Getting from the city to the snowy trails is easy in Saskatoon

A well-organized snowmobiling club makes the hobby easier to handle

by Gail Jansen-Kesslar

Man and woman beside snowmobile
Jeannie Brewer (right) has been sledding for over 45 years and loves how easy it is to sled right out of Saskatoon, thanks to the Saskatoon Snowmobile Club’s great staging area and clubhouse. Photo courtesy of Jeannie Brewer

The main draw

Saskatoon offers something few big-city snowmobilers get to experience: a local staging area from which they can head out for a leisurely Sunday ride or a weeklong interconnected excursion.

Located in an old school in the North Corman Industrial Park area between Saskatoon and the town of Warman, the clubhouse, as it’s known, offers 1,400 square feet of space where the 400-plus sledders that come through each weekend can warm up and unload their sleds. With an adjacent parking lot that is large and easily accessed by large vehicles with room for trailers, it’s a great place to use as your base whether you’re heading out for the day or longer.

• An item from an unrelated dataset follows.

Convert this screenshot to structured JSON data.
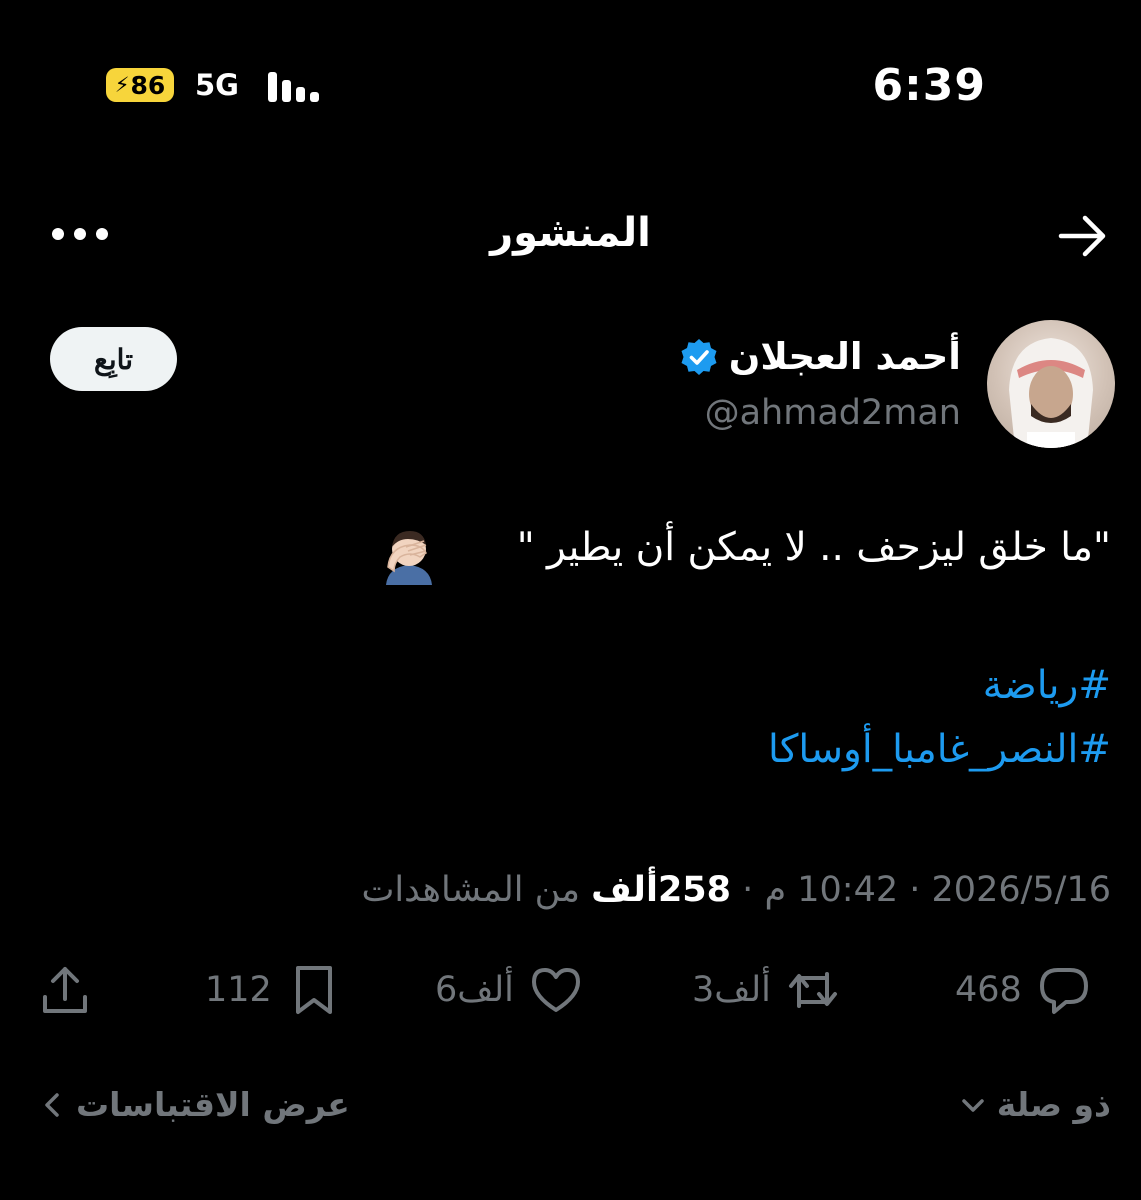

The Saskatoon Snowmobile Club offers safety courses throughout the season, and most weekends will also see one of the local dealerships at the clubhouse offering demo rides and information to any interested sledders.

When you go for a Sunday ride you can head out to one of the nearby towns, have a quick lunch at one of the places that cater to snowmobilers and return to your city home. Or head out for the weekend, stay at any of the towns you ride through, all of which have accommodation, turn around and complete your loop.

Sledders’ hangouts

Aside from the clubhouse itself, most sledders looking to meet up take advantage of the Saskatoon Snowmobile Club’s online forum to arrange meet-ups and group tours. It’s also where information about the trails can be found by those who have ridden them.

Extended stay

While the Saskatoon Snowmobile Club’s groomers ensure that access to the extensive trail network that runs through the communities of Warman, Hague, Rosthern and Duck Lake are safe and smooth, one of the more popular rides heads north into the Nisbet Provincial Forest, a block of provincially protected mixed-wood forest that sits between Duck Lake and MacDowall as well as encompassing an area north of Prince Albert. Here, riders can cross the South Saskatchewan River and continue on to Sherbrooke or Prince Albert. To do it as a round trip it’s an average of 200 to 300 kilometres in a day. Members of the Saskatoon Snowmobile Club caution that sledding in the dark is not encouraged in this area, due to the number of moose that traverse the forest.

Riders can also head directly east towards Humboldt, 60 kilometres away, where they can hit a series of groomed trail systems that travel farther east into Melfort, Tisdale and Hudson Bay and through some spectacular scenery on trails that are groomed, well signed and interconnected by some of the area’s many closely-knit clubs.